Do Things That Scare You


I don’t carrot all if you think I look funny – I’m doing NOGood here people!

I am from Kentucky. The word “Kentucky” fills me with warm feelings, feelings of love and community, and feelings of complete wholeness. Kentucky was and still is my home, and leaving it is one of the scariest things I have ever done.

During my senior year at Lindsey Wilson College, tucked away in little ol’ Columbia, Kentucky, it became clear to me that I could stay in Kentucky and easily find a job, be near family, and continue to hear the southern accents that make me feel so welcome and at home. But I looked around and saw that there was so much need in Kentucky, and I just didn’t know how to fill that need. So I started looking for something to make me better and stronger so I might be able to help my ol’ Kentucky home.

I applied to the Newman’s Own Foundation Fellowship program. An opportunity to not only live somewhere new, but to learn about and contribute to a non-profit organization. An in-depth application and interview process later, I was placed in Washington, D.C. working for the National Farm to School Network as the Network and Partnerships Fellow. I love it, but it also scares me.

Everyday I feel so lucky to be able to walk past monuments on my way to work. Living in D.C. never felt like a realistic dream. D.C. always felt like an untouchable city far away from home, suitable only for a weekend visit. Yet here I am in a Fellowship I only dreamed of getting, living in the largest city I have ever lived in, meeting people from all over the country, traveling the East Coast to visit with other Fellows, attending events and concerts, walking more than I have ever walked before, working with some of the most intelligent people in the country, casually seeing Senators at the places I visit, and doing more work than I ever did in college. I love it, but it also scares me.

I am working a full time job for the first time in my life. From networking events to outreach across the country, everything feels new and sometime complicated. My days consist of research, phone calls, coordinating, networking, writing, interviewing, compelling, learning, and inspiring. Working at the National Farm to School Network, or any non-profit for that matter, passionate people are working as hard as they can to serve their people. Sometimes that means working late and sometimes that means wearing a carrot suit in front of the capital for a photo op. Our work is never ending because there will always be more people in need. I love it, but it also scares me.

For the first time in my life, I am 100% my own responsibility. I pay big bills, make serious decisions about savings and finances, cook food for every single meal, stick to a bed time, make myself work out, make myself read more, make myself get up early, take care of myself when I’m sick, remind myself to call my grandparents, make sure to keep up with old friends, challenge myself to make new friends, take time to recharge, and so on. The responsibilities are endless and the number of reminders I have in my phone are concerning. But I think I am doing a pretty good job of “adulting,” as the young people say. And as it turns out I love it, but it also scares me.

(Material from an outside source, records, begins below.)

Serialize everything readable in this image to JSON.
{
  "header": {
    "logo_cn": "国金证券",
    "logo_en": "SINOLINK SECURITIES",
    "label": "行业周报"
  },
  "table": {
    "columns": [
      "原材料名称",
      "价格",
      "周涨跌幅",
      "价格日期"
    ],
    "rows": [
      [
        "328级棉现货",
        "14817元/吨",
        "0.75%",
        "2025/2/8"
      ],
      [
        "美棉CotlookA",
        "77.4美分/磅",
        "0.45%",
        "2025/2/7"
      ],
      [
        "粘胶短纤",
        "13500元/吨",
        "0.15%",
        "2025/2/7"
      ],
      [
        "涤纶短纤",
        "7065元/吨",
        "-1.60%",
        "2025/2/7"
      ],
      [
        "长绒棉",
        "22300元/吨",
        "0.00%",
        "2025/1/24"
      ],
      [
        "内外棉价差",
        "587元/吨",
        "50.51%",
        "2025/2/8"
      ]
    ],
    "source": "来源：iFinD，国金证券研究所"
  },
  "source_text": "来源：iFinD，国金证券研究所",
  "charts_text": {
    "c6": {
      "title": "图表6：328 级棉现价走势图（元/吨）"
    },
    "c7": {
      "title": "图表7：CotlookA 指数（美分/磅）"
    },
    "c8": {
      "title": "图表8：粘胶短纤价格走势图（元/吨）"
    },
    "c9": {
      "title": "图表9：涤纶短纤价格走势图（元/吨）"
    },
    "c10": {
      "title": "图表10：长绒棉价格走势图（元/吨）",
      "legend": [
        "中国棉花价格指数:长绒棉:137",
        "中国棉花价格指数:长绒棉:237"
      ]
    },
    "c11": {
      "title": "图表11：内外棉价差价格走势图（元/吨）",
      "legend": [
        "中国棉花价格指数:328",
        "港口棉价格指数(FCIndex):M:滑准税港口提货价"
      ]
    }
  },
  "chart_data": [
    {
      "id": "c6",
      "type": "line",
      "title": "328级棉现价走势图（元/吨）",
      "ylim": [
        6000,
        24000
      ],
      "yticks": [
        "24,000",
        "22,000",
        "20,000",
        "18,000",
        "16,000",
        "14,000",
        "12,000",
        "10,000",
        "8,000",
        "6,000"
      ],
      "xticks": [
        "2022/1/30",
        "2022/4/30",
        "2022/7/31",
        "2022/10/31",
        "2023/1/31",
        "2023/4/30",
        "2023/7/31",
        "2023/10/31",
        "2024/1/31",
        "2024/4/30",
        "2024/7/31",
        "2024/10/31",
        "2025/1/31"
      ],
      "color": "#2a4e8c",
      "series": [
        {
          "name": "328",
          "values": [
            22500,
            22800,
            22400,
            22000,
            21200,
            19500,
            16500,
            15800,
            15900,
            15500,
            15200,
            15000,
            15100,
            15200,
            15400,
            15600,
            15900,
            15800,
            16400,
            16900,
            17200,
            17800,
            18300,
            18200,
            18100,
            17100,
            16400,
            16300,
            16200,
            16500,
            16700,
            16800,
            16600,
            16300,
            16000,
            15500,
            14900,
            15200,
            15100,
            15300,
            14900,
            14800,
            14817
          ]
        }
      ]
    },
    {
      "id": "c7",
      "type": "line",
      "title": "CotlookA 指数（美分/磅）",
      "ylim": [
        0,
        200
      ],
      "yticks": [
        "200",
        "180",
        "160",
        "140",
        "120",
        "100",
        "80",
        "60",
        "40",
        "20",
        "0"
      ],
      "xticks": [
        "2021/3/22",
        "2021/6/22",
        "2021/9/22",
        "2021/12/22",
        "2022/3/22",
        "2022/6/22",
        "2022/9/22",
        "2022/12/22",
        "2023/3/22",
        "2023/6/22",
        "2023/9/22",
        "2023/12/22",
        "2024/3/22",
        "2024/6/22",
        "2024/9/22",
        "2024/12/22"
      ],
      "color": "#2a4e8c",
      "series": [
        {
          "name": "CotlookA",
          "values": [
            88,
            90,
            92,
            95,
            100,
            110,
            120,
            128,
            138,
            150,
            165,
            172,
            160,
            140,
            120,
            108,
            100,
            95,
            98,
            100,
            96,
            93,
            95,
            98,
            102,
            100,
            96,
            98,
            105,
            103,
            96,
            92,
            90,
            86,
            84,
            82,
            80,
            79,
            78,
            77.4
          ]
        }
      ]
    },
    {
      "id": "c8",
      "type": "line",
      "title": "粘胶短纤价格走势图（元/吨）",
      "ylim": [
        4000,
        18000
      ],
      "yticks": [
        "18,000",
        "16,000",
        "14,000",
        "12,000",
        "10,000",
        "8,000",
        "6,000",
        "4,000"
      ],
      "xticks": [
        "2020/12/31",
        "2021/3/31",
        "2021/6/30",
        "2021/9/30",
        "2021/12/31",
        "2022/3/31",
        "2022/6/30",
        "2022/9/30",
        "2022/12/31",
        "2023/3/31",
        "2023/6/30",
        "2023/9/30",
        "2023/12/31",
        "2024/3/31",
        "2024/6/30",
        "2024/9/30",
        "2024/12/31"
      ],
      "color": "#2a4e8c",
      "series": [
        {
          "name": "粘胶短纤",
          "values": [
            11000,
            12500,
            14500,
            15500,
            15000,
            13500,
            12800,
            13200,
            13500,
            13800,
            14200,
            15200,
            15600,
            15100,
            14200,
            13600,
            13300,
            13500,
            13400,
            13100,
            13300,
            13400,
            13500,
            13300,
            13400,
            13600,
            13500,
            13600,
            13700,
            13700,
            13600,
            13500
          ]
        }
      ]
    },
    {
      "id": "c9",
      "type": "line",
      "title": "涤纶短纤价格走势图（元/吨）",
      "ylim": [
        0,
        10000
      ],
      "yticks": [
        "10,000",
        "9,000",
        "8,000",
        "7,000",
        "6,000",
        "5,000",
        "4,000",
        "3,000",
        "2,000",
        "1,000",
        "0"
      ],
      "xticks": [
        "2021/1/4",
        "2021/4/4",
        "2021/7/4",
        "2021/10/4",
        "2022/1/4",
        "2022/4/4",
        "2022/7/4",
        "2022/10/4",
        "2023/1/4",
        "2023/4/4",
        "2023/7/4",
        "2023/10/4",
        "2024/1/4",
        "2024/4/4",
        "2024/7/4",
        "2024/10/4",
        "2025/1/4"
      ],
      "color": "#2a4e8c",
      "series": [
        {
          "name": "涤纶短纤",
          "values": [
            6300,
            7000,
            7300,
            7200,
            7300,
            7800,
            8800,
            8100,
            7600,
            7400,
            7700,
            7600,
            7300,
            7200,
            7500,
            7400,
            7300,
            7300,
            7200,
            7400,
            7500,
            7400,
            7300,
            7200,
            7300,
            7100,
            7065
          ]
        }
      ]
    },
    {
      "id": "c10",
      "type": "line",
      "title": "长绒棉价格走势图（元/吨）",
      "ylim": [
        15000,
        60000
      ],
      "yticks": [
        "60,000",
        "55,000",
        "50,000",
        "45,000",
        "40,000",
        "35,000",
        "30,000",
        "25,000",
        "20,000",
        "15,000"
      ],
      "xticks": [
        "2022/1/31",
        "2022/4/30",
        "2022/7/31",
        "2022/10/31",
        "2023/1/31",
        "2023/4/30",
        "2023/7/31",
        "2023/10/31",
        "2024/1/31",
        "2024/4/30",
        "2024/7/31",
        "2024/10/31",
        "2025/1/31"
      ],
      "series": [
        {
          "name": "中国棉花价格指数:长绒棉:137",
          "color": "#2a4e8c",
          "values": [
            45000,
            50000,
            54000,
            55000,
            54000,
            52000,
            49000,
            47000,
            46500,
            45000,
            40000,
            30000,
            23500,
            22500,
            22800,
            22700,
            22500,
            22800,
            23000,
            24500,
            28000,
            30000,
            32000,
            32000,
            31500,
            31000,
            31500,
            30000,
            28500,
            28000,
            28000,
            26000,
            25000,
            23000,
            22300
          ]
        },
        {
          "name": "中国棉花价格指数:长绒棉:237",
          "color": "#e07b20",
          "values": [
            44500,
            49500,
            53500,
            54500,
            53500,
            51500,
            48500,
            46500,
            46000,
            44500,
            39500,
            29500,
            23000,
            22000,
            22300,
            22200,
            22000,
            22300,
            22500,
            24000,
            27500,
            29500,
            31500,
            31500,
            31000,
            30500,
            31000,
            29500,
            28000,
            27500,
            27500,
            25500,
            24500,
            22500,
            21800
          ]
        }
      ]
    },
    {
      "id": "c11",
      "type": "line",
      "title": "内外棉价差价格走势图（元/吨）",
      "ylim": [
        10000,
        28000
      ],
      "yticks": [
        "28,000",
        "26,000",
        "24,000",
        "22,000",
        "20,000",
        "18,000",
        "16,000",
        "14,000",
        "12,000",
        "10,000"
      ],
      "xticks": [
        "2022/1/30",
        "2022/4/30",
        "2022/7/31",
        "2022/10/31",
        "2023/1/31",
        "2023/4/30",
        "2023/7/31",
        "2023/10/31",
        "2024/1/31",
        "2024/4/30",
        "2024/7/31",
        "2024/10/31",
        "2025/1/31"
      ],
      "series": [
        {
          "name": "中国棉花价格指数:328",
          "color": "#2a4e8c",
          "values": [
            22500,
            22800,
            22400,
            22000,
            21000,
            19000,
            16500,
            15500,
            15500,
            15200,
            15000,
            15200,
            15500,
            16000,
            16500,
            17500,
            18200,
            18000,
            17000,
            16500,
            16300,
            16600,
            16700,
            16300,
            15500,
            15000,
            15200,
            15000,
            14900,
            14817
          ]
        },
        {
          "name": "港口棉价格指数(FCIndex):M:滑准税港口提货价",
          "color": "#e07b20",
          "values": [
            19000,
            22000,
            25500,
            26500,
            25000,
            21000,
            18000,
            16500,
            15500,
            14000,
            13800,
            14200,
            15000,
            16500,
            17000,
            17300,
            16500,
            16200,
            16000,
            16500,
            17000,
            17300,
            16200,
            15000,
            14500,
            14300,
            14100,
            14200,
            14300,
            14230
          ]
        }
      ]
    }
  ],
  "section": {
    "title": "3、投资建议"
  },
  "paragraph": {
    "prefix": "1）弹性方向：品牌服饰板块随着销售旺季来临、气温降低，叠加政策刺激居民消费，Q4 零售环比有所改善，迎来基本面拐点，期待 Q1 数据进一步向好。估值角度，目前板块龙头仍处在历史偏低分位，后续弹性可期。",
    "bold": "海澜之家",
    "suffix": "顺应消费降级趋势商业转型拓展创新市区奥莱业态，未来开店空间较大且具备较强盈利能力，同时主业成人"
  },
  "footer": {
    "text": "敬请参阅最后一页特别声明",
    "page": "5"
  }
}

I think people will find that after being in school for 16 years, the transition into a new life can be very daunting and at times, a bit scary. (Luckily, this Fellowship has lowered that fear by giving me a community of Fellows and lots of support.) The amount of personal growth that someone can experience is astounding, but often comes at the expense of their own comfort and feelings of security. Growing up is scary. Figuring out what’s next is scary. The challenge is exciting, but I am telling you right now, I am scared and unsure of how this will all play out.

Being scared can be a hinderance. I get that. But over the last two and a half months, I have found that being scared brought out an inner strength in myself that I did not know existed before this. As time goes on, what once was fear turns into confidence. Fear of not being good enough in my work has grown into confidence and pride in what I do. Fear of being alone has grown into the confidence that has allowed me to feel comfortable attending a show or concert alone, often meeting new people along the way. Fear of not connecting with my cohort and coworkers has turned into friendships I did not see coming. Fear of involvement has turned into my attendance at numerous protests and rallies. Fear of being away from my Kentucky community has helped me find a new community to invest in while I am away. Fear of leaving home has turned into an assured feeling that I made the right decision.

Sometimes I miss my family so much that it hurts and sometimes I feel very alone and sometimes I still feel insecure about my work. This life I live is not perfect or without flaws, but I love it, despite the fact that sometimes it scares me. I know that as long as I keep pushing and allowing for this discomfort to yield growth, everything will turn out just fine. Now, I just have to keep doing things that scare me until I am fearless.

Hannah McCandless – NOF Fellow at National Farm to School Network, Washington D.C.

Featured photo is of me in my all-natural carrot habitat!